Dies war für ihn normalerweise sehr ungewöhnlich, denn er schaute sich sonst lieber alles von Weitem an. Der Griff ging direkt zu einer ganz bestimmten Hündin, die er wohl eine ganze Weile beobachtet haben muß. Durch seine versteckten Hinweise und Äußerungen, wie z.B. „Die Kleinen brauchen aber ein gutes Zuhause“ und „Man muß sich gut darum kümmern, Tag und Nacht, immer regelmäßig Futter geben“ usw. ... „Mama, glaube mir, ich habe mich schon darüber informiert“ und zählte mir noch mehr verschiedene Dinge auf, die manch’ Erwachsener, der einen Hund haben möchte, nicht wußte. „Hoffentlich bekommt die Kleine hier auch ein gutes Zuhause, bei mir hätte sie es“, waren seine Worte.



Ohne daß ich darauf eine Antwort geben konnte, nahm er vorweg, daß Hunde auch viel Geld kosten, und daß Papa vielleicht mit der Anschaffung eines zweiten Hundes nicht einverstanden sei.
Adrian wirkte dabei sehr nüchtern und starr, wir dachten, er würde die Aussie-Hündin vergessen, doch immer wieder kamen versteckte Andeutungen, daß ihm sehr viel an dieser Hündin lag, aber eine direkte Äußerung von ihm, daß er gern einen Hund haben möchte kam nie.

Nach langen Gesprächen mit der Züchterin und Freunden kam ich zu dem Entschluß, daß es nur gut sein kann für unseren Sohn, ein bißchen Verantwortung zu übernehmen.
Mir war bewußt, daß Adrian in diesem Zusammenhang viel Unterstützung von mir brauchte. Jetzt war es an der Zeit, meinen Mann davon zu überzeugen, was, auch nach Rücksprache mit dem Autistischen Zentrum, die ebenso die Meinung vertreten haben, daß es gut für Adrian sei, viel Überredungskunst brauchte.

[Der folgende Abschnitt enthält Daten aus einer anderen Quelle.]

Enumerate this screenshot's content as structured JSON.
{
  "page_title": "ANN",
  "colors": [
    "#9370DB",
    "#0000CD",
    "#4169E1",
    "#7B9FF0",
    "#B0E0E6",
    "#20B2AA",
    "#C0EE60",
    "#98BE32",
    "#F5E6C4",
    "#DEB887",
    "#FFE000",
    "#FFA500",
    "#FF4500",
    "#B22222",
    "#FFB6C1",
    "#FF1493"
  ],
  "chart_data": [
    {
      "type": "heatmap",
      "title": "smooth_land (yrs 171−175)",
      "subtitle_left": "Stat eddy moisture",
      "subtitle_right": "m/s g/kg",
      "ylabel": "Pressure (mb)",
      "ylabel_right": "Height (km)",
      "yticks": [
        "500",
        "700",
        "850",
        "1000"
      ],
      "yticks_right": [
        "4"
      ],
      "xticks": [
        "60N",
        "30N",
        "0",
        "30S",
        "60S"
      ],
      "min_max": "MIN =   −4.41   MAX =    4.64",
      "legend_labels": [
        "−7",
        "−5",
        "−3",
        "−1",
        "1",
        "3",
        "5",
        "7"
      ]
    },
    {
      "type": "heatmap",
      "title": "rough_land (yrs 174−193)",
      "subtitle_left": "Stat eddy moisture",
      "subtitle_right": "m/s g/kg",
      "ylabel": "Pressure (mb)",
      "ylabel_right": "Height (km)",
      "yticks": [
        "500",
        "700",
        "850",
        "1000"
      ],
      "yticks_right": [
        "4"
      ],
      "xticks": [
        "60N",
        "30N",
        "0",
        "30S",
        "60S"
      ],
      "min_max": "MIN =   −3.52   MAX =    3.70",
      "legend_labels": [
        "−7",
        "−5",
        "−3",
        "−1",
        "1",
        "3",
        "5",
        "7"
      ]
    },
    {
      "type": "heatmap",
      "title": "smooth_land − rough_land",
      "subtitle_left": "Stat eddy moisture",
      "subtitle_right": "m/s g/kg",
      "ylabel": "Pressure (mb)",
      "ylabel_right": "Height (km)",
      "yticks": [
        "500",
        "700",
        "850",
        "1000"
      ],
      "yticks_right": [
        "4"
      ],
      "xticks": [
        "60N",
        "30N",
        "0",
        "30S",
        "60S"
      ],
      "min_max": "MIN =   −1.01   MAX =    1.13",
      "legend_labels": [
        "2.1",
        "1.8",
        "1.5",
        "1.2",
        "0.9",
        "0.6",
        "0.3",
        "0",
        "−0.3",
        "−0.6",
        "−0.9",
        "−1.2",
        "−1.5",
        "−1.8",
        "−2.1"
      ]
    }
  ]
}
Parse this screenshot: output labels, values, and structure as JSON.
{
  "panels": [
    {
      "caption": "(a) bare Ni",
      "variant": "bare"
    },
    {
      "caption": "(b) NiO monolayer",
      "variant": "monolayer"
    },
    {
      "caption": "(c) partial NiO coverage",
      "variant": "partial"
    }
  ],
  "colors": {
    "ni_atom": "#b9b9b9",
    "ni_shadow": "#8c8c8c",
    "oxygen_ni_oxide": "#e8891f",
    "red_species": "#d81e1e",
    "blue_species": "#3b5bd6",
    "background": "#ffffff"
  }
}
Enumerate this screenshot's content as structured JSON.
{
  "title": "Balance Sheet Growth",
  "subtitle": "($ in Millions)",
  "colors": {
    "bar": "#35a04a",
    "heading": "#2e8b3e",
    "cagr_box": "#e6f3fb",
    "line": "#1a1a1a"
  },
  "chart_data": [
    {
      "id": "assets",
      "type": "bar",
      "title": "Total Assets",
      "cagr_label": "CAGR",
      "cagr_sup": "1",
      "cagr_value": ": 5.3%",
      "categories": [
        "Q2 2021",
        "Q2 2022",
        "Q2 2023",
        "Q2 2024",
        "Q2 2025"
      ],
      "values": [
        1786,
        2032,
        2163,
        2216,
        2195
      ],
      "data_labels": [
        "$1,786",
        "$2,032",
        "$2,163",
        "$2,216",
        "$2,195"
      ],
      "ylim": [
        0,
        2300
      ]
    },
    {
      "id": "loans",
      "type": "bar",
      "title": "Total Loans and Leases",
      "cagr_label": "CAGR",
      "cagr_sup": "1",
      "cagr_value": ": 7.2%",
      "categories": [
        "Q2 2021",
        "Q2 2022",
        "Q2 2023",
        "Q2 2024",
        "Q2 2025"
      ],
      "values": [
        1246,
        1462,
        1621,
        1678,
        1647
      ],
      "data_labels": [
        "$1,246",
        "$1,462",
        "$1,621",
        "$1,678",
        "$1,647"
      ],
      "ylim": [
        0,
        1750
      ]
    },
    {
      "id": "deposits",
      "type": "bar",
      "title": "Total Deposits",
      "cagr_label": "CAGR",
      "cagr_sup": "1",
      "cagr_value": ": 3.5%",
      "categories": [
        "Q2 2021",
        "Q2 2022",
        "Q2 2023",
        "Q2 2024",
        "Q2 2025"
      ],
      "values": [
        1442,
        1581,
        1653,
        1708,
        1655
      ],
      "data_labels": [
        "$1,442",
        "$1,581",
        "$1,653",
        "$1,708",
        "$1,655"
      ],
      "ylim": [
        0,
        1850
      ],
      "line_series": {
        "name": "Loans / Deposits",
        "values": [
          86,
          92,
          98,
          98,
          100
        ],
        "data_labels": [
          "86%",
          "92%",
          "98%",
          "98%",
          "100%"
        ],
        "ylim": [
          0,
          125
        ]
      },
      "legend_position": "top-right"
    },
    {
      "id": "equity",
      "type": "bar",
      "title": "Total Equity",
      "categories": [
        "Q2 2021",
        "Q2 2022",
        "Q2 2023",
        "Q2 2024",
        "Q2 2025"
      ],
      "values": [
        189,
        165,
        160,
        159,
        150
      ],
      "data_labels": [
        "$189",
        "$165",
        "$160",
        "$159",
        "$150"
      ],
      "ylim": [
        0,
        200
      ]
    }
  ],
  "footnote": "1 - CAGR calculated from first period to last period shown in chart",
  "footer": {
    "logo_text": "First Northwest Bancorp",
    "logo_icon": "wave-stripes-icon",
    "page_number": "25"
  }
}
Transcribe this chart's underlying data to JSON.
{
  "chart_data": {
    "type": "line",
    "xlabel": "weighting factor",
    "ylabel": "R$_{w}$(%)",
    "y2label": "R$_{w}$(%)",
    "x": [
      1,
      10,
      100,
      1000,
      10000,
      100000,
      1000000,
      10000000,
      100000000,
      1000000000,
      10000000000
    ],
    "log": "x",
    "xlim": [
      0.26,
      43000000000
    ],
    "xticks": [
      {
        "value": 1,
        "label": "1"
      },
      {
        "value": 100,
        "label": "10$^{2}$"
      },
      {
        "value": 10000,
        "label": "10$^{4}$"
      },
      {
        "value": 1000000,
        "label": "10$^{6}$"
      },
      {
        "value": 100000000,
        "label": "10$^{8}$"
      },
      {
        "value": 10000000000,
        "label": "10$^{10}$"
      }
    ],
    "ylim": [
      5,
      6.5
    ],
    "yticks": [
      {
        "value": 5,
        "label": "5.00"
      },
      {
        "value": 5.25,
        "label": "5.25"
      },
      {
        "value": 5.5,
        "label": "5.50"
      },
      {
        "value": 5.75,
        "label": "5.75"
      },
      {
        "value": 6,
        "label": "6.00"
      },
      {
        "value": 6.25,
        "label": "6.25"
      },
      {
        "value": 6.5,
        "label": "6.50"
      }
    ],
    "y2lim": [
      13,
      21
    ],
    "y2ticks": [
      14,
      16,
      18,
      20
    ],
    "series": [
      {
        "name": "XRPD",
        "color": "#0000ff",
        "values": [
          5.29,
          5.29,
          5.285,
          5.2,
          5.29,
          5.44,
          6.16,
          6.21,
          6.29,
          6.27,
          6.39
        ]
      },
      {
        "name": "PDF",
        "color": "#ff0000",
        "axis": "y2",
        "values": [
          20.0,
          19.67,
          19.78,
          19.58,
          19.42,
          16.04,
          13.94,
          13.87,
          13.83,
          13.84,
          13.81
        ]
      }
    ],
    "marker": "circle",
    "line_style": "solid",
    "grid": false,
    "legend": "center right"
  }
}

Adrian’s Augen strahlten vor Freude, als wir uns nun endlich für einen kleinen Aussie-Welpen entschlossen haben. Leider machte ich ungewollt einen großen Fehler. Der Vorschlag, lieber einen kleinen Rüden auszusuchen, war für Adrian eine große Enttäuschung. Ich habe nicht bemerkt, was in ihm vorging, denn für ihn kam nur ein Hund in Frage.
Seine Antwort war nur: „Na gut, Mama, wenn Sie es wünschen, ist das in Ordnung.“ Er war so enttäuscht, weil er „seine kleine Hündin“ jetzt doch nicht bekommen sollte, äußerte aber seine Traurigkeit nicht und nahm es einfach hin. So ist es bei Autisten; sie können sehr schlecht ihre Gefühle zeigen, darüber reden und auch nicht bei anderen erkennen.



Auf dem Rückweg nach dem Besuch der Welpen beobachtete ich im Rückspiegel meines Autos, daß Adrian ganz leise weinte und sich ein paar Tränen ganz schnell aus dem Gesicht wischte, ich dies aber nicht bemerken sollte, da er mich nicht verletzen wollte.
Er glaubte, daß er keine Wünsche mehr äußern dürfte, da wir ja bereit waren, einen Hund zu kaufen. Lange Zeit brauchte es, um überhaupt zu erfahren, warum Adrian so traurig erschien. Es gab ja eigentlich keinen Grund, denn wir hatten uns ja für einen weiteren Hund für Adrian entschieden. Es verging eine Weile, bis ich heraus bekam, daß ihm so viel an der Hündin lag. Uns war klar, es durfte nur diese Hündin sein, ansonsten gar kein (weiterer) Hund.  Nach ständigem hin und her bekam er dann endlich „seine“ Jolie.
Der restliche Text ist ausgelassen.